А что, в семьдесят шестом году уже прилетали летающие тарелки? Мне казалось, что они прилетят попозже – в конце восьмидесятых-девяностых, когда на советского гражданина обрушится шквал газетных «сенсаций», включая инопланетян, которые стоят за всеми мировыми войнами и прочими катаклизмами.
Странно, но я «дела о зеленых человечках» не помню. Ну, если оно было в семьдесят шестом, а я пришел в уголовный розыск в семьдесят восьмом, то ничего удивительного. За два года столько всего появится, что о человечках забудут.
– Борь, но это и так понятно, – вздыхает майор. – Ты же объяснение читал? Какие летающие человечки и зеленые тарелочки? Ну кто же нормальный такое напишет? С бабой поцапался, та выгнала из квартиры. Наклюкался и решил себя зарезать. И все. Попытка самоубийства. Нет тяжкого.
– А кто объяснение такое взял, про зеленых человечков? – усмехается Боря. – Не надо было всякую ахинею записывать. Мало ли чего наборонить можно!

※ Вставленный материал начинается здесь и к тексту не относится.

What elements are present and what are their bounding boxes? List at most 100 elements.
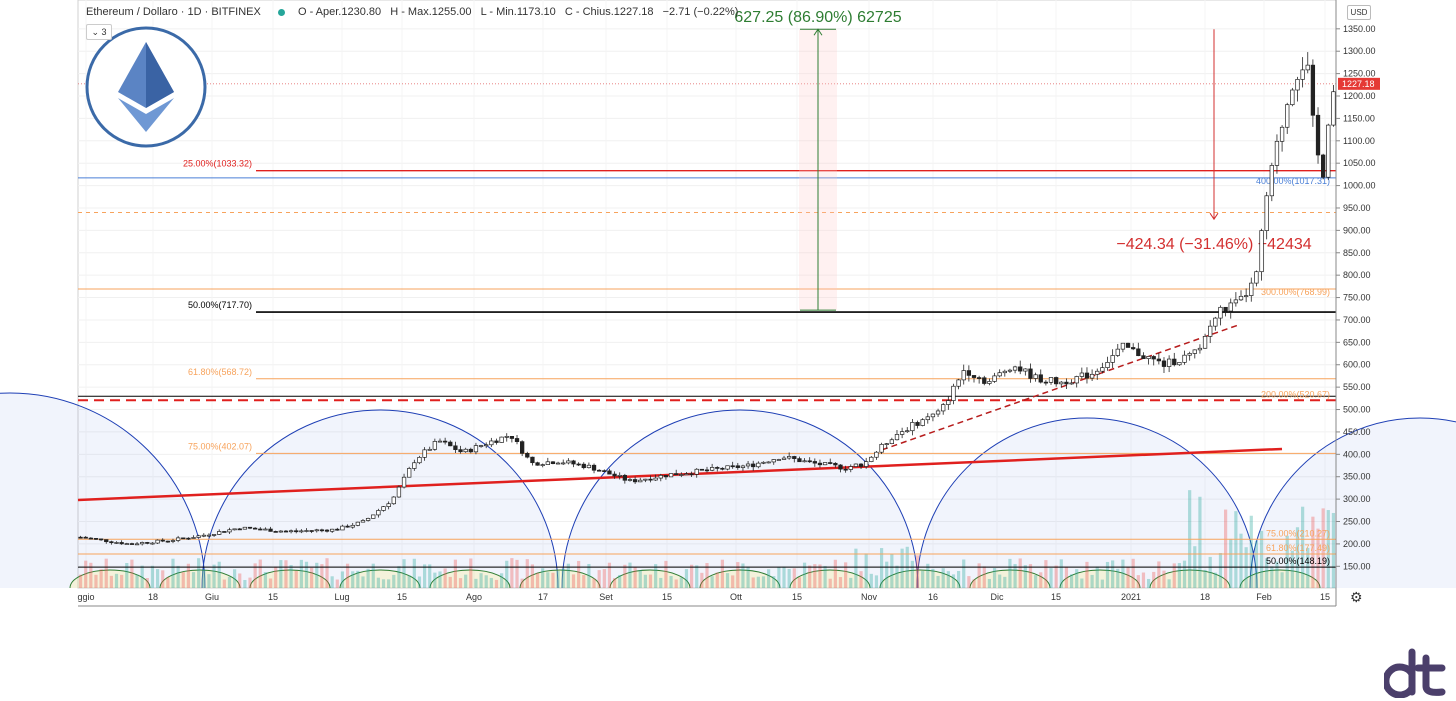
- candle-body: [1120, 342, 1126, 350]
- volume-bar: [1331, 512, 1336, 588]
- candle-body: [966, 370, 972, 376]
- volume-bar: [946, 571, 950, 588]
- candle: [766, 461, 771, 464]
- candle: [946, 396, 951, 410]
- candle-body: [858, 463, 864, 467]
- volume-bar: [689, 564, 694, 588]
- volume-bar: [428, 564, 432, 588]
- candle: [910, 419, 915, 436]
- volume-bar: [808, 565, 812, 588]
- candle: [371, 514, 376, 519]
- candle-body: [175, 537, 181, 541]
- candle-body: [247, 526, 253, 529]
- candle: [735, 462, 740, 470]
- candle-body: [797, 458, 802, 463]
- volume-bar: [212, 564, 216, 588]
- candle-body: [843, 468, 848, 471]
- volume-bar: [710, 576, 714, 588]
- volume-bar: [155, 569, 160, 588]
- candle: [1007, 368, 1013, 373]
- candle: [355, 521, 360, 527]
- candle: [1192, 349, 1197, 359]
- candle-body: [104, 539, 109, 543]
- volume-bar: [1316, 528, 1320, 588]
- candle: [653, 474, 658, 481]
- volume-bar: [294, 570, 298, 588]
- price-tick-label: 1150.00: [1343, 113, 1375, 123]
- candle: [514, 435, 520, 445]
- candle-body: [407, 468, 412, 478]
- volume-bar: [345, 563, 350, 588]
- cycle-arc: [561, 409, 919, 589]
- volume-bar: [469, 558, 473, 588]
- volume-bar: [751, 577, 755, 588]
- candle-body: [191, 537, 196, 539]
- candle: [622, 473, 627, 484]
- candle-body: [78, 536, 83, 539]
- volume-bar: [207, 574, 211, 588]
- candle: [478, 444, 484, 448]
- volume-bar: [879, 548, 884, 588]
- candle: [78, 535, 83, 539]
- level-label-right: 300.00%(768.99): [1261, 287, 1330, 297]
- candle-body: [709, 467, 715, 471]
- cycle-arc-small: [879, 569, 961, 589]
- candle: [134, 541, 140, 546]
- price-tick-label: 950.00: [1343, 203, 1371, 213]
- time-tick-label: 18: [148, 592, 158, 602]
- candle: [1300, 57, 1305, 88]
- candle: [1115, 343, 1120, 358]
- candle: [437, 438, 443, 443]
- candle: [273, 530, 278, 533]
- candle-body: [201, 534, 206, 537]
- candle: [1321, 153, 1326, 180]
- candle-body: [1141, 355, 1146, 360]
- volume-bar: [479, 573, 483, 588]
- candle-body: [982, 377, 987, 384]
- volume-bar: [310, 567, 314, 588]
- candle-body: [525, 453, 530, 458]
- gear-icon[interactable]: ⚙: [1350, 589, 1363, 605]
- candle-body: [88, 537, 93, 540]
- candle: [761, 461, 766, 465]
- candle: [1064, 378, 1069, 389]
- candle-body: [740, 465, 746, 468]
- volume-bar: [1157, 561, 1161, 588]
- price-tick-label: 1050.00: [1343, 158, 1376, 168]
- candle-body: [997, 372, 1002, 377]
- volume-bar: [274, 566, 278, 588]
- candle: [417, 455, 422, 465]
- candle-body: [848, 466, 853, 470]
- candle-body: [1305, 64, 1310, 71]
- candle: [330, 528, 335, 533]
- indicator-collapse-button[interactable]: ⌄ 3: [86, 24, 112, 40]
- candle-body: [853, 463, 859, 467]
- candle-body: [715, 467, 720, 469]
- candle: [571, 459, 576, 468]
- volume-bar: [120, 574, 124, 588]
- volume-bar: [1121, 559, 1125, 588]
- volume-bar: [520, 578, 524, 588]
- volume-bar: [1301, 506, 1305, 588]
- candle-body: [1146, 356, 1151, 360]
- candle: [365, 517, 371, 522]
- volume-bar: [556, 570, 560, 588]
- fib-levels: 25.00%(1033.32) 50.00%(717.70) 61.80%(568.…: [78, 83, 1336, 568]
- currency-button[interactable]: USD: [1347, 5, 1371, 20]
- candle: [1197, 344, 1203, 354]
- candle: [576, 462, 581, 467]
- volume-bar: [561, 568, 565, 588]
- candle-body: [879, 443, 884, 453]
- volume-bar: [761, 576, 766, 588]
- candle: [550, 461, 556, 465]
- candle: [1100, 362, 1105, 374]
- volume-bar: [1054, 565, 1058, 588]
- candle-body: [1064, 381, 1069, 385]
- candle: [458, 445, 463, 454]
- volume-bar: [777, 567, 781, 588]
- candle-body: [1089, 373, 1095, 379]
- candle: [124, 542, 129, 545]
- volume-bar: [1326, 510, 1330, 588]
- volume-bar: [135, 574, 139, 588]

Взгляды присутствующих устремляются на меня, потому что это уже притча во языцех, как раненый участковый после реанимации что-то говорил о сто четвертом микрорайоне и каком-то аквариуме. Слово «аквапарк» не понял никто.
Майор Семенов изрек тираду, в которой говорилось об инспекторах уголовного розыска, не умеющих работать. Благозвучные слова при этом были почти неразличимы на фоне витиеватых идиоматических выражений.

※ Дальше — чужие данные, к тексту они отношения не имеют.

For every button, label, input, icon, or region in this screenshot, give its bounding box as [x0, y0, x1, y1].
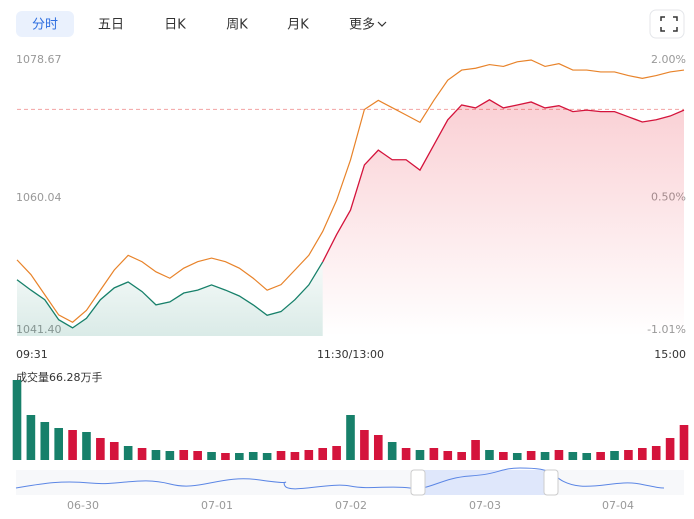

– А я записал то, что он мне рассказывал, – огрызается сдающий смену сыщик. – Время утреннее, конец смены, если я пустой приеду, от вас же и получу по шапке.
Семенов начинает нервничать: перепалка со строптивым следователем затягивается без особой на то нужды. Решение находится: ни нашим, ни вашим.
– Краснюк, – начальник подает тощий материал дежурному, – дорабатывайте в дежурные сутки. Если затрет с текущими происшествиями, доложишь. Все понятно?
Инспектор уголовного розыска, который принимает смену вместе со мной (я тут как бы стажер) почти с ненавистью смотрит… нет, не на Борю, а на своего сменщика. Это ведь ему теперь придется подчищать хвосты. А Боря что? Он по существу дела говорит.
А я смотрю на старшего лейтенанта, постарше меня лет на пять, почти с нежностью, потому что узнал в молоденьком следователе Бориса Рябинина, впоследствии подполковника, лучшего следователя города и области, а по выходе на пенсию – лучшего адвоката Череповца. Кто-то, может, со мной и не согласится, но я-то знаю, что это именно так.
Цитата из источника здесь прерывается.